Capacitive Sensor Guarding

I was reading about ways to increase the accuracy of a Capacitive sensor and came across a technique known as Guarding. Using the CapSense Library, would I simply connect the Send pin to the guard conductor as well as the sensor conductor, and just connect the Receive pin to the sensor conductor? Thus in theory keeping the guard and sensor conductors at the same voltage? as suggested below:

from: http://www.sensorsmag.com/sensors/position-presence-proximity/capacitive-sensor-operation-part-1-the-basics-5844

Focusing the Electric Field
When a voltage is applied to a conductor, the electric field emanates from every surface. In a capacitive sensor, the sensing voltage is applied to the sensing area of the probe (Figures 3 and 4). For accurate measurements, the electric field from the sensing area needs to be contained within the space between the probe and the target. If the electric field is allowed to spread to other items—or other areas on the target—then a change in the position of the other item will be measured as a change in the position of the target. A technique called "guarding" is used to prevent this from happening. To create a guard, the back and sides of the sensing area are surrounded by another conductor that is kept at the same voltage as the sensing area itself (Figures 3 and 5). When the voltage is applied to the sensing area, a separate circuit applies the exact same voltage to the guard. Because there is no difference in voltage between the sensing area and the guard, there is no electric field between them. Any other conductors beside or behind the probe form an electric field with the guard instead of with the sensing area. Only the unguarded front of the sensing area is allowed to form an electric field with the target.

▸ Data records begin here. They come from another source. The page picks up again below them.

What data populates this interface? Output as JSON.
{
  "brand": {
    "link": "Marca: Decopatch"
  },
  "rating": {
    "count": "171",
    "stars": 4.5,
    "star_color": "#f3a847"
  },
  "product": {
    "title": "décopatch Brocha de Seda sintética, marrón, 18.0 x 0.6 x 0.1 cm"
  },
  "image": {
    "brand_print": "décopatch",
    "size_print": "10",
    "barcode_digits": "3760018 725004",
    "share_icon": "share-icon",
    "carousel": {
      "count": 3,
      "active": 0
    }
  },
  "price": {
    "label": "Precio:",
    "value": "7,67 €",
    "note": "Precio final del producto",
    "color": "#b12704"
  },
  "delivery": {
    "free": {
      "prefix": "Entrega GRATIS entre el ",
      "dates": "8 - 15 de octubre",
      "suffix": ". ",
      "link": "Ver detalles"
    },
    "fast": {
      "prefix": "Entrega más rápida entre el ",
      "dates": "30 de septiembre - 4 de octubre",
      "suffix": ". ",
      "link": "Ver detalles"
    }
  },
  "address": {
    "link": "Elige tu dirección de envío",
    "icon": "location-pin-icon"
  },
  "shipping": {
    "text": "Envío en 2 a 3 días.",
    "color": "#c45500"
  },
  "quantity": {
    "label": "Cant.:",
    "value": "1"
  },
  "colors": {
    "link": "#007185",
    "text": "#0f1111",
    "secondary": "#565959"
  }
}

I have attached a diagram of how I was thinking this might work - however surely this just adds more sensor conductor to the mix. Any thoughts as how to do this correctly?

guard.png

Guard voltage is applied to the shield of cable to cancel any capacitance between sense electrode and environment except in the sensor.

For high sensitivity applications a dual-concentric coax cable is used - the outer shield is grounded, the inner shield is fed the guard voltage and
thus the inner conductor is both guarded and the guard voltage isn't allowed to affect the environmental fields. Used for EEG/ECG etc from what I recall.

The CapSense library is nothing to do with all this, which is for analog voltage probes.

Oh right - What would the technique / method of capacitve sensing be called that enables you to use a guard voltage in high sensitivity applications?